Other former inmates have given similar — if not worse — accounts of life in the camp. Bekali, a Kazakh Muslim, described the torture he endured in an interview with Associated Press last year. He said if he refused to follow orders each day, he was forced to stand at a wall for five hours at a time. Then, he was sent to solitary confinement and deprived of food for 24 hours straight. After 20 days in the camp, he wanted to commit suicide.
“The psychological pressure is enormous, when you have to criticise yourself, denounce your thinking — your own ethnic group,” Bekali said. “I still think about it every night, until the sun rises. I can’t sleep. The thoughts are with me all the time.” After a torturous interrogation program, in which he was hung by his wrists and mined for information, he was taken to a re-education camp. He said inmates would wake up together before dawn, sing the Chinese national anthem and raise the Chinese flag at 7.30am. They gathered back inside large classrooms to learn “red songs” like “Without the Communist Party, there is no New China” and study Chinese language and history.
Before meals of vegetable soup and buns, the inmates would be ordered to chant: “Thank the Party! Thank the Motherland! Thank President Xi!” Bekali was kept in a locked room almost around the clock with eight other internees, who shared beds and a wretched toilet. Cameras were installed in toilets and even outhouses. Inmates were forced to criticise themselves and their religion in front of each other and apologise for wearing Islamic clothing and teaching the Koran. Praying was strictly forbidden.

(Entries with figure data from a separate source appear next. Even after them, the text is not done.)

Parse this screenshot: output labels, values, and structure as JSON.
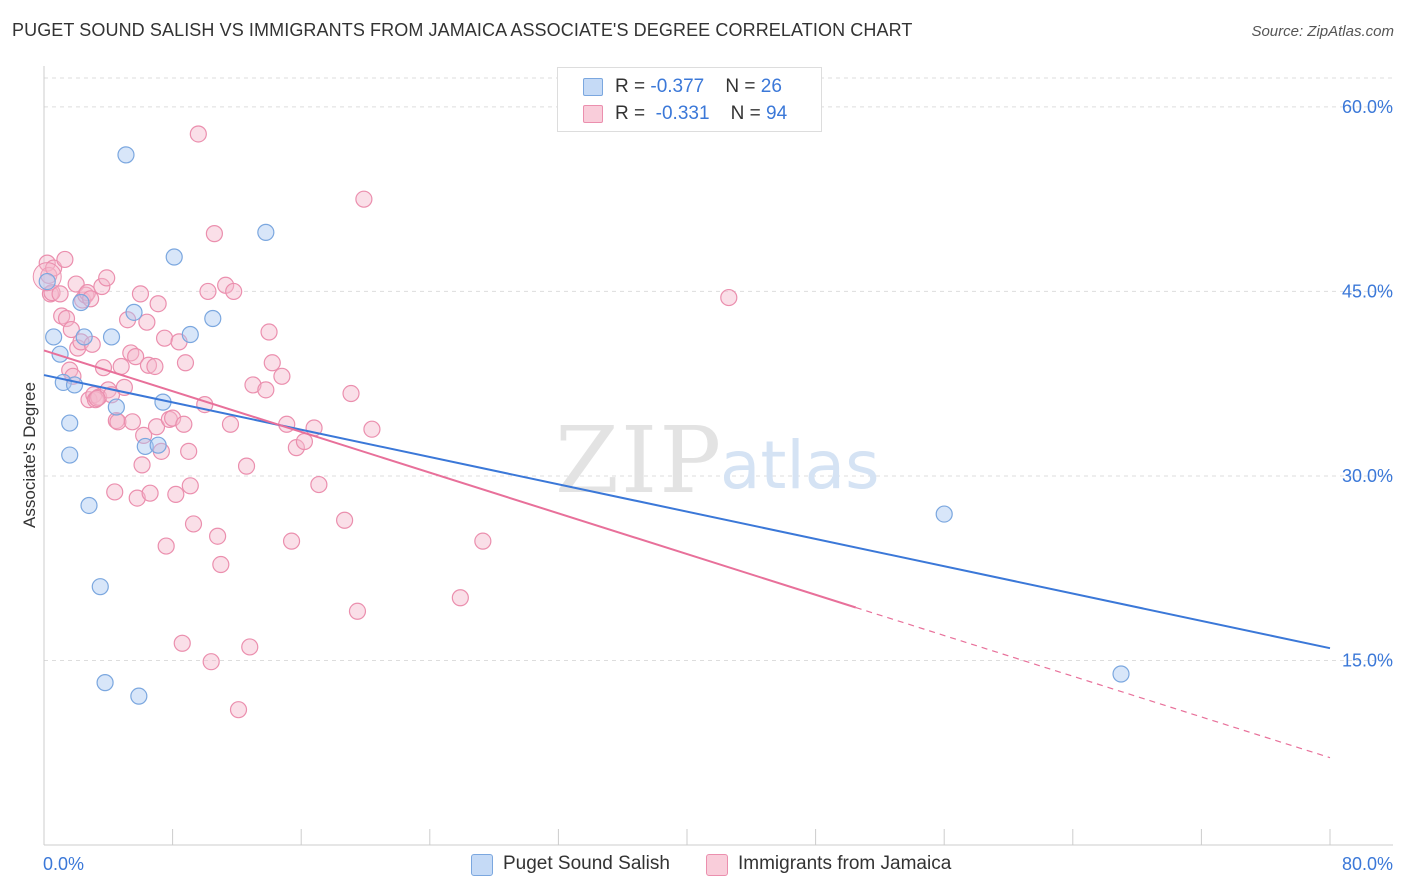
{
  "title": "PUGET SOUND SALISH VS IMMIGRANTS FROM JAMAICA ASSOCIATE'S DEGREE CORRELATION CHART",
  "source": "Source: ZipAtlas.com",
  "watermark": {
    "zip": "ZIP",
    "atlas": "atlas"
  },
  "legend_top": {
    "rows": [
      {
        "r_label": "R = ",
        "r_value": "-0.377",
        "n_label": "N = ",
        "n_value": "26"
      },
      {
        "r_label": "R = ",
        "r_value": "-0.331",
        "n_label": "N = ",
        "n_value": "94"
      }
    ]
  },
  "legend_bottom": [
    "Puget Sound Salish",
    "Immigrants from Jamaica"
  ],
  "colors": {
    "blue_fill": "#a9c8f2",
    "blue_stroke": "#7ba7df",
    "blue_line": "#3b78d8",
    "pink_fill": "#f5b7cb",
    "pink_stroke": "#eb8fae",
    "pink_line": "#e8709a",
    "grid": "#dddddd",
    "axis_text": "#3b78d8"
  },
  "chart_data": {
    "type": "scatter",
    "title": "PUGET SOUND SALISH VS IMMIGRANTS FROM JAMAICA ASSOCIATE'S DEGREE CORRELATION CHART",
    "xlabel": "",
    "ylabel": "Associate's Degree",
    "xlim": [
      0,
      80
    ],
    "ylim": [
      0,
      63
    ],
    "x_tick_labels": [
      "0.0%",
      "80.0%"
    ],
    "y_ticks": [
      15,
      30,
      45,
      60
    ],
    "y_tick_labels": [
      "15.0%",
      "30.0%",
      "45.0%",
      "60.0%"
    ],
    "grid": true,
    "legend_placement": "top-center",
    "series": [
      {
        "name": "Puget Sound Salish",
        "color": "#a9c8f2",
        "trend": {
          "x": [
            0,
            80
          ],
          "y": [
            38.2,
            16.0
          ],
          "dashed_from": null
        },
        "points": [
          {
            "x": 0.2,
            "y": 45.8
          },
          {
            "x": 0.6,
            "y": 41.3
          },
          {
            "x": 1.0,
            "y": 39.9
          },
          {
            "x": 1.2,
            "y": 37.6
          },
          {
            "x": 1.6,
            "y": 34.3
          },
          {
            "x": 1.9,
            "y": 37.4
          },
          {
            "x": 1.6,
            "y": 31.7
          },
          {
            "x": 2.3,
            "y": 44.1
          },
          {
            "x": 2.5,
            "y": 41.3
          },
          {
            "x": 2.8,
            "y": 27.6
          },
          {
            "x": 3.5,
            "y": 21.0
          },
          {
            "x": 4.2,
            "y": 41.3
          },
          {
            "x": 4.5,
            "y": 35.6
          },
          {
            "x": 5.1,
            "y": 56.1
          },
          {
            "x": 5.6,
            "y": 43.3
          },
          {
            "x": 5.9,
            "y": 12.1
          },
          {
            "x": 6.3,
            "y": 32.4
          },
          {
            "x": 7.1,
            "y": 32.5
          },
          {
            "x": 7.4,
            "y": 36.0
          },
          {
            "x": 8.1,
            "y": 47.8
          },
          {
            "x": 9.1,
            "y": 41.5
          },
          {
            "x": 10.5,
            "y": 42.8
          },
          {
            "x": 13.8,
            "y": 49.8
          },
          {
            "x": 56.0,
            "y": 26.9
          },
          {
            "x": 67.0,
            "y": 13.9
          },
          {
            "x": 3.8,
            "y": 13.2
          }
        ]
      },
      {
        "name": "Immigrants from Jamaica",
        "color": "#f5b7cb",
        "trend": {
          "x": [
            0,
            80
          ],
          "y": [
            40.2,
            7.1
          ],
          "dashed_from": 50.5
        },
        "points": [
          {
            "x": 0.2,
            "y": 47.3
          },
          {
            "x": 0.3,
            "y": 46.3
          },
          {
            "x": 0.4,
            "y": 44.8
          },
          {
            "x": 0.5,
            "y": 44.9
          },
          {
            "x": 0.6,
            "y": 46.9
          },
          {
            "x": 1.0,
            "y": 44.8
          },
          {
            "x": 1.1,
            "y": 43.0
          },
          {
            "x": 1.3,
            "y": 47.6
          },
          {
            "x": 1.4,
            "y": 42.8
          },
          {
            "x": 1.6,
            "y": 38.6
          },
          {
            "x": 1.7,
            "y": 41.9
          },
          {
            "x": 1.8,
            "y": 38.1
          },
          {
            "x": 2.0,
            "y": 45.6
          },
          {
            "x": 2.1,
            "y": 40.4
          },
          {
            "x": 2.3,
            "y": 40.9
          },
          {
            "x": 2.4,
            "y": 44.3
          },
          {
            "x": 2.6,
            "y": 44.7
          },
          {
            "x": 2.7,
            "y": 44.9
          },
          {
            "x": 2.8,
            "y": 36.2
          },
          {
            "x": 3.0,
            "y": 40.7
          },
          {
            "x": 3.1,
            "y": 36.6
          },
          {
            "x": 3.2,
            "y": 36.2
          },
          {
            "x": 3.4,
            "y": 36.4
          },
          {
            "x": 3.6,
            "y": 45.4
          },
          {
            "x": 3.7,
            "y": 38.8
          },
          {
            "x": 3.9,
            "y": 46.1
          },
          {
            "x": 4.0,
            "y": 37.0
          },
          {
            "x": 4.2,
            "y": 36.6
          },
          {
            "x": 4.4,
            "y": 28.7
          },
          {
            "x": 4.5,
            "y": 34.5
          },
          {
            "x": 4.6,
            "y": 34.4
          },
          {
            "x": 4.8,
            "y": 38.9
          },
          {
            "x": 5.0,
            "y": 37.2
          },
          {
            "x": 5.2,
            "y": 42.7
          },
          {
            "x": 5.4,
            "y": 40.0
          },
          {
            "x": 5.5,
            "y": 34.4
          },
          {
            "x": 5.7,
            "y": 39.7
          },
          {
            "x": 5.8,
            "y": 28.2
          },
          {
            "x": 6.0,
            "y": 44.8
          },
          {
            "x": 6.1,
            "y": 30.9
          },
          {
            "x": 6.2,
            "y": 33.3
          },
          {
            "x": 6.4,
            "y": 42.5
          },
          {
            "x": 6.5,
            "y": 39.0
          },
          {
            "x": 6.6,
            "y": 28.6
          },
          {
            "x": 6.9,
            "y": 38.9
          },
          {
            "x": 7.1,
            "y": 44.0
          },
          {
            "x": 7.0,
            "y": 34.0
          },
          {
            "x": 7.3,
            "y": 32.0
          },
          {
            "x": 7.5,
            "y": 41.2
          },
          {
            "x": 7.6,
            "y": 24.3
          },
          {
            "x": 7.8,
            "y": 34.6
          },
          {
            "x": 8.0,
            "y": 34.7
          },
          {
            "x": 8.2,
            "y": 28.5
          },
          {
            "x": 8.4,
            "y": 40.9
          },
          {
            "x": 8.6,
            "y": 16.4
          },
          {
            "x": 8.7,
            "y": 34.2
          },
          {
            "x": 8.8,
            "y": 39.2
          },
          {
            "x": 9.0,
            "y": 32.0
          },
          {
            "x": 9.1,
            "y": 29.2
          },
          {
            "x": 9.3,
            "y": 26.1
          },
          {
            "x": 9.6,
            "y": 57.8
          },
          {
            "x": 10.0,
            "y": 35.8
          },
          {
            "x": 10.2,
            "y": 45.0
          },
          {
            "x": 10.4,
            "y": 14.9
          },
          {
            "x": 10.6,
            "y": 49.7
          },
          {
            "x": 10.8,
            "y": 25.1
          },
          {
            "x": 11.0,
            "y": 22.8
          },
          {
            "x": 11.3,
            "y": 45.5
          },
          {
            "x": 11.6,
            "y": 34.2
          },
          {
            "x": 11.8,
            "y": 45.0
          },
          {
            "x": 12.1,
            "y": 11.0
          },
          {
            "x": 12.6,
            "y": 30.8
          },
          {
            "x": 12.8,
            "y": 16.1
          },
          {
            "x": 13.0,
            "y": 37.4
          },
          {
            "x": 13.8,
            "y": 37.0
          },
          {
            "x": 14.0,
            "y": 41.7
          },
          {
            "x": 14.2,
            "y": 39.2
          },
          {
            "x": 14.8,
            "y": 38.1
          },
          {
            "x": 15.1,
            "y": 34.2
          },
          {
            "x": 15.4,
            "y": 24.7
          },
          {
            "x": 15.7,
            "y": 32.3
          },
          {
            "x": 16.2,
            "y": 32.8
          },
          {
            "x": 16.8,
            "y": 33.9
          },
          {
            "x": 17.1,
            "y": 29.3
          },
          {
            "x": 18.7,
            "y": 26.4
          },
          {
            "x": 19.1,
            "y": 36.7
          },
          {
            "x": 19.5,
            "y": 19.0
          },
          {
            "x": 19.9,
            "y": 52.5
          },
          {
            "x": 20.4,
            "y": 33.8
          },
          {
            "x": 25.9,
            "y": 20.1
          },
          {
            "x": 27.3,
            "y": 24.7
          },
          {
            "x": 42.6,
            "y": 44.5
          },
          {
            "x": 2.9,
            "y": 44.4
          },
          {
            "x": 3.3,
            "y": 36.3
          }
        ]
      }
    ]
  }
}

Chinese officials continue to deny the camps are a crackdown on the country’s Muslim ethnic groups. Last month, Chinese ambassador to Kazakhstan Zhang Xiao denied any wrongdoing by Beijing, rejecting the allegations as “false information”. “The situation there is stable and normal. Measures conducted in Xinjiang are exclusively about fighting against radicalism and extremism and have nothing to do with Kazakhstan,” Mr Zhang told reporters.